Economists and policy experts argue that the rise of big businesses is having a number of harmful effects on the economy. For instance, increasing concentration seems to be stifling innovation. Market-dominant players might dampen innovation by buying up their smaller, leaner, and more creative competitors; by patent-trolling; and by signing contracts with suppliers and clients that in effect black-ball their competition out of the market. The end result? Higher profits for the few, and a slower and less dynamic economy for the many.
That lack of competition sometimes leads to higher prices for consumers as well, economists argue.

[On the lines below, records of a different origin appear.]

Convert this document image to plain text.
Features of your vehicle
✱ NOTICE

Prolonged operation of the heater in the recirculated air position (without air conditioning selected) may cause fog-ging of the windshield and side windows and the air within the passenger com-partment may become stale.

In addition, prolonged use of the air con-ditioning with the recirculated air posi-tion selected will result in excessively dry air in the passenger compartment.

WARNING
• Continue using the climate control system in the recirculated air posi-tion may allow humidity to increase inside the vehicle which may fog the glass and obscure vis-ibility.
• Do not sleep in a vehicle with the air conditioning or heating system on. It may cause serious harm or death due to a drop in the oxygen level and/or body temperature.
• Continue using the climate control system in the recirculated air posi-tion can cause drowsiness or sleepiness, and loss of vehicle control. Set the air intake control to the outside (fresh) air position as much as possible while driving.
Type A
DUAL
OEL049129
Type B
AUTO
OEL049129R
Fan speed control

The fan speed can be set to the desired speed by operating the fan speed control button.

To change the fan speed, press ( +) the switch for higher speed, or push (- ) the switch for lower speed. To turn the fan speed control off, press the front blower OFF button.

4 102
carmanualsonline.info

For instance, researchers have found “clear instances” where agribusinesses have used their market power to jack up prices. “The four producers of lysine, a key ingredient in animal feed, were able to raise prices by amounts ranging from 40 [to] 70 percent,” one study found. “The government’s attempts to induce competition among the three makers of infant formula are just as striking; the federal Women, Infants, and Children (W.I.C.) program, which purchases about half of the infant formula consumed in the United States, pays wholesale prices for formula that are one fifth the wholesale price offered to non-W.I.C. buyers.”
The growing power of big firms also might be suppressing wages and increasing inequality, experts think. Having fewer businesses around reduces the ability of workers to hopscotch between companies in search of greater wages. It increases the chances that employers might collude to keep wages low or to prevent their talent from getting poached. Local labor markets with fewer and less competitive employers show a 17 percent decline in posted wages, one recent study found. That wage suppression helps to drive income inequality, as does the excess profitability of firms in less-than-competitive industries. Firms in more concentrated industries have “enjoyed higher profit margins, positive abnormal stock returns, and more profitable [merger] deals.”
What to do about it? Policies aimed at increasing competition across industries might be best, helping everyone from the family farmer, to producers struggling to meet big-box stores’ demands, to consumers sapped for choice, to workers hurt by falling real wages. Enforcing antitrust law, forcing huge companies to split apart, barring mergers, strengthening labor standards, targeting patent trolls, and barring exploitative contract practices: Such government actions would not just help the growers Buttram works with or the farmers Maxwell represents, but everyone else in America, too.